Elev8 Venture Partners has closed its first fund at $160 million. The firm plans to invest in 12-13 companies with this fund. It has already made five investments, including fintech platform Smallcase, identity verification firm IDfy, astrology startup AstroTalk, buy now pay later player Snapmint, and logistics startup Porter.
Navin Honagudi, founder and managing partner at Elev8 Venture Partners, said in an interview, “We’ve already made about five investments out of Fund I, and the intent is to make about 12-13 investments from this fund.”
Elev8 focuses on companies valued between $100 million and $300 million. The firm aims to acquire 7-14% ownership per deal, with typical investment sizes ranging from $10-15 million. In some cases, co-investment flexibility allows for $25-30 million.
The fund’s capital base is split evenly between international and local investors. Institutional investors account for 45% of the mix, while family offices and high-net-worth individuals make up 55%.
Elev8’s first fund success detailed
One of Korea’s largest commercial banks, Koomin Global, anchored the fund. Elev8 invests in internet, B2B enterprise software, and fintech. The firm is actively scouting D2C investments, focusing on companies making a play for premiumisation.
In fintech, Elev8 seeks companies where technology is a large part of the business. Honagudi said, “If it’s a wealthtech company, we want to focus on companies where 70-80% of their salary costs go towards their product and development teams, not their sales teams.”
The firm expects to deploy the balance of the fund within the next 18 to 24 months. Elev8 plans to start returning investments in 2028.

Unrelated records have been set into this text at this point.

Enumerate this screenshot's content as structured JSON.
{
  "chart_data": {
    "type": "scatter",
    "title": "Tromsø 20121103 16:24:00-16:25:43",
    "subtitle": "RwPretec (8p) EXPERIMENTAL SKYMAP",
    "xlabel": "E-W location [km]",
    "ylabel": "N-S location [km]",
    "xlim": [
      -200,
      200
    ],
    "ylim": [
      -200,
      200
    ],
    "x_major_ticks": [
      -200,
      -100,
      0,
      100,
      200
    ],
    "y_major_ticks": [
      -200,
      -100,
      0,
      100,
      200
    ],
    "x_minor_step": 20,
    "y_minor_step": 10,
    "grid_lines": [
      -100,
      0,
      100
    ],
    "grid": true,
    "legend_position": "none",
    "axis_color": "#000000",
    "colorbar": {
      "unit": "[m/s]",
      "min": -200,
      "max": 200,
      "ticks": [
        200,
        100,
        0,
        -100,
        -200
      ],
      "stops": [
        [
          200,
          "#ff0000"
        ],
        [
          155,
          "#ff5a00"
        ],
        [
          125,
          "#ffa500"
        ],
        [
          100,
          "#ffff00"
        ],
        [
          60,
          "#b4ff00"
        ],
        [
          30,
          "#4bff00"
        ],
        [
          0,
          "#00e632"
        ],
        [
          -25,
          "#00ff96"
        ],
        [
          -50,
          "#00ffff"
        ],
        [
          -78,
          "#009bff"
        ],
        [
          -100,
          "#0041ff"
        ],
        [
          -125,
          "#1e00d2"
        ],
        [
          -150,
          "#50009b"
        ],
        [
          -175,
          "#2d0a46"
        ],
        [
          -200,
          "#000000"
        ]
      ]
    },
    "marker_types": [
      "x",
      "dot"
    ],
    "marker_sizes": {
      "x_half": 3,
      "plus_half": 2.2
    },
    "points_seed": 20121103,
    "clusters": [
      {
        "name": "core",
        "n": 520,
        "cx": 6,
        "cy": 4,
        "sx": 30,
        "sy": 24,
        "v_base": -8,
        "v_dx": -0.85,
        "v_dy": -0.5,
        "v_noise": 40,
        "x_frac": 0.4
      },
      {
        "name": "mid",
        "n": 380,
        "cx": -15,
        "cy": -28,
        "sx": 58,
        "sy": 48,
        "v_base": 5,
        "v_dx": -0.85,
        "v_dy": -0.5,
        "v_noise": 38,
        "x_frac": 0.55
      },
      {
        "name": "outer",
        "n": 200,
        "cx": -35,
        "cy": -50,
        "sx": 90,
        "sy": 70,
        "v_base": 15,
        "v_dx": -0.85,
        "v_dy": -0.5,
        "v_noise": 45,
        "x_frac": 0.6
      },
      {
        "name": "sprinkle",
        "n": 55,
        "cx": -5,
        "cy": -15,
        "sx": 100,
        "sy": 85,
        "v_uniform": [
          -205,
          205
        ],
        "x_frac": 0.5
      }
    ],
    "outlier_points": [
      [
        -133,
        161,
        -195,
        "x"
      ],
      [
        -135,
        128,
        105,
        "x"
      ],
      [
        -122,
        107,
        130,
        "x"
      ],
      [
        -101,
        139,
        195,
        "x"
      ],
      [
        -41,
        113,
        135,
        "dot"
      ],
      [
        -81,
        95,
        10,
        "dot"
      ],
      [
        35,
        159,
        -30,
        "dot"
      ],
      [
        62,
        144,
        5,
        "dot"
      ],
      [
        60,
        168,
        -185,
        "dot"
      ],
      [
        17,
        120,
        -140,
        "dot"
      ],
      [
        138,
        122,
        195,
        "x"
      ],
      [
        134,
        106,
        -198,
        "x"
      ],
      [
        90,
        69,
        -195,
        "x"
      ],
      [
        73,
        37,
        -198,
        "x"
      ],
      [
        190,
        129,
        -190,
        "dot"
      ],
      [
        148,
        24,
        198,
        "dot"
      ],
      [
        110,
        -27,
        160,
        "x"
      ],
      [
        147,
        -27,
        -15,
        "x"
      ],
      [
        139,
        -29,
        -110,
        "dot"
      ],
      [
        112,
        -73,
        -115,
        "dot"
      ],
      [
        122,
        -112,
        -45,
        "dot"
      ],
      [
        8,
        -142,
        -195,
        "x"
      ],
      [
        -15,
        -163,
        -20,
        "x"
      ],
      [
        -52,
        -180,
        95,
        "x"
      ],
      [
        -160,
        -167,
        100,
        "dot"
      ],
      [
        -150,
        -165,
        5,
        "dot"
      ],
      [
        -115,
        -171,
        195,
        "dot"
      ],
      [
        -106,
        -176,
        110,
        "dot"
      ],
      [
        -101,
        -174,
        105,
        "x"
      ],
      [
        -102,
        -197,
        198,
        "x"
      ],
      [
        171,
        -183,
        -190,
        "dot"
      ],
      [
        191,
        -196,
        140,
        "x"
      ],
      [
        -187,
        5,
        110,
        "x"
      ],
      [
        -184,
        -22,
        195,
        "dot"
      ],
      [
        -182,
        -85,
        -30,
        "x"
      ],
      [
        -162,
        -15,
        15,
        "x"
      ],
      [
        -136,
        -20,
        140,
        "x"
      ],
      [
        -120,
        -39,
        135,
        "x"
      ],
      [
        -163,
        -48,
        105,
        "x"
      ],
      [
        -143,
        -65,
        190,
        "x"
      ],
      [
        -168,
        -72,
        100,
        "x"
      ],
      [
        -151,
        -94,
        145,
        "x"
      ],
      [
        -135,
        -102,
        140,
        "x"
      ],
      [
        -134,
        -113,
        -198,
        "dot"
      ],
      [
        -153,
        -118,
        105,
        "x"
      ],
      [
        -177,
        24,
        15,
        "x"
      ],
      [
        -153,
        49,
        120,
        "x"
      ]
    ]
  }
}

“That’s when we’ll start liquidating some of our companies and return money to our investors,” Honagudi stated. When the fund nears the end of its deployment cycle, Elev8 will explore other areas such as new-age manufacturing, healthtech, and infrastructure. The fund close comes amid increased activity in late-stage venture investing in India, with firms like Elevation Capital, Bessemer Venture Partners, and Accel announcing new funds this year.